A cominciare da allora, e fino a oggi, i Jíbaro hanno goduto d'una particolare rinomanza, a cagione del loro costume di tagliare la testa ai prigionieri e conservarla, a mo' di trofeo, trasformata in una specie di mummia le cui dimensioni ridottissime (altezza totale della testa intorno agli otto centimetri) fanno contrasto con i capelli, lunghissimi; a essa si dà il nome di tsantsa. La tecnica ne è lunga e complicata: consiste nell'asportare pezzo a pezzo tutte le ossa del cranio e della faccia, riseccando poi l'involucro carneo a mezzo di ciottoli arroventati, di dimensioni sempre più piccole, a grado a grado che l'operazione procede. Complicate cerimonie debbono consacrare l'efficacia del trofeo, e il guerriero che lo possiede deve sottomettersi a un periodo di astinenza e purificazione. Quando, allo sperimentare il potere magico della tsantsa, si trova negativo, le si recidono i capelli.
L'area attuale dei Jíbaro è ridotta a un breve settore dell'Ecuador posto a oriente delle Ande, tra il Río Pastaza e il Marañon (Alto Amazzoni): colà vivono in completa autonomia, in numero di 10 a 15.000. P. Rivet riattacca i Jíbaro (insieme con i Ticuna, Juri e Uitoto) alla famiglia arawak, con cui gareggiano nell'arte figulina; mentre per altri elementi si riattaccano ai Caribi e ai Tupi. Rispetto al loro costume di "cacciatori di teste", la diffusione ne è risultata più ampia di quel che si credeva: basti ricordare i Mundrucu, gli Araucani, i Quimbaya, i Chibcha, e l'intero gruppo Tupi. È notevole inoltre la concomitanza di esso costume con l'uso della cerbottana e del veleno per le frecce, estratto da piante venefiche, elementi che si trovano riuniti insieme anche presso i cacciatori di teste del Pacifico, per es. in Borneo; il Peschel già ebbe a sottolineare l'identità del turcasso e dell'intero armamento.

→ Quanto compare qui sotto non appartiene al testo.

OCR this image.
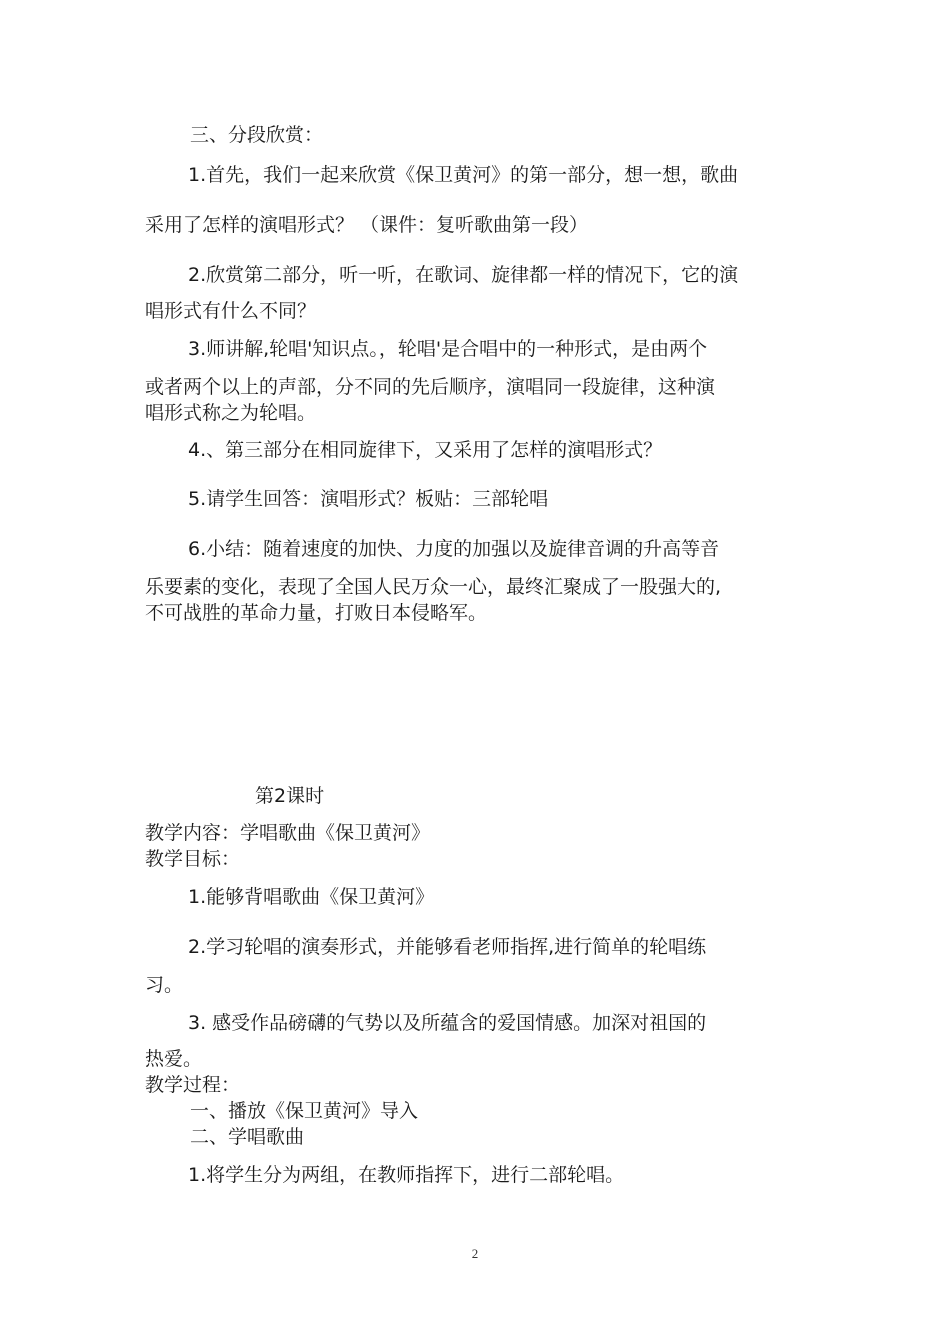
三、分段欣赏：
1.首先，我们一起来欣赏《保卫黄河》的第一部分，想一想，歌曲
采用了怎样的演唱形式？ （课件：复听歌曲第一段）
2.欣赏第二部分，听一听，在歌词、旋律都一样的情况下，它的演
唱形式有什么不同？
3.师讲解,轮唱'知识点。，轮唱'是合唱中的一种形式，是由两个
或者两个以上的声部，分不同的先后顺序，演唱同一段旋律，这种演
唱形式称之为轮唱。
4.、第三部分在相同旋律下，又采用了怎样的演唱形式？
5.请学生回答：演唱形式？板贴：三部轮唱
6.小结：随着速度的加快、力度的加强以及旋律音调的升高等音
乐要素的变化，表现了全国人民万众一心，最终汇聚成了一股强大的,
不可战胜的革命力量，打败日本侵略军。
第2课时
教学内容：学唱歌曲《保卫黄河》
教学目标：
1.能够背唱歌曲《保卫黄河》
2.学习轮唱的演奏形式，并能够看老师指挥,进行简单的轮唱练
习。
3. 感受作品磅礴的气势以及所蕴含的爱国情感。加深对祖国的
热爱。
教学过程：
一、播放《保卫黄河》导入
二、学唱歌曲
1.将学生分为两组，在教师指挥下，进行二部轮唱。
2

In senso storico, poi, nessuna barriera separa i Jíbaro dagli strati culturali antichi del Perù, dove il propulsore, la mazza stellata e la conservazione dei cranî quali trofei furono elementi caratteristici.
Lingua. - La famiglia linguistica jíbaro comprende:1. il jíbaro propriamente detto con molte varietà dialettali (makas, gualaquiza, aguaruna, zamora, achuale, pintuk, miazal, ayuli e morona), parlato fra la Cordigliera orientale delle Ande, il Río Pastaza e il Marañón; 2. la lingua dei Palta che abitavano nella valle interandina equatoriale (nella regione dell'odierna provincia di Loja). Alcuni autori fanno entrare il gruppo linguistico jíbaro nella grande famiglia arawak (cfr. III, pp. 969-70; II, p. 923).
Bibl.: F. Figueroa, Relación de las misiones de la C. d. J. en el país de los Maynas, Madrid 1904; P. Rivet, Les Indiens Jibaros, in L'Anthropologie, 1907 e 1908; id. e H. Beuchat, La langue jibaro ou šiwora, in Anthropos, IV (1909), pp. 805-822, 1053-1064; V (1910), pp. 1109-1124; R. Karsten, La lengua de los Indios Jíbaros (Shuara), in Finska Vetenskaps-Soc. Förhandlingar, LXIV, Helsingfors 1921-22; id., Forschungen unter den Jibaro-Indianern in Ecuador und Peru, in Zeitschr. für Ethnologie, LXII (1931).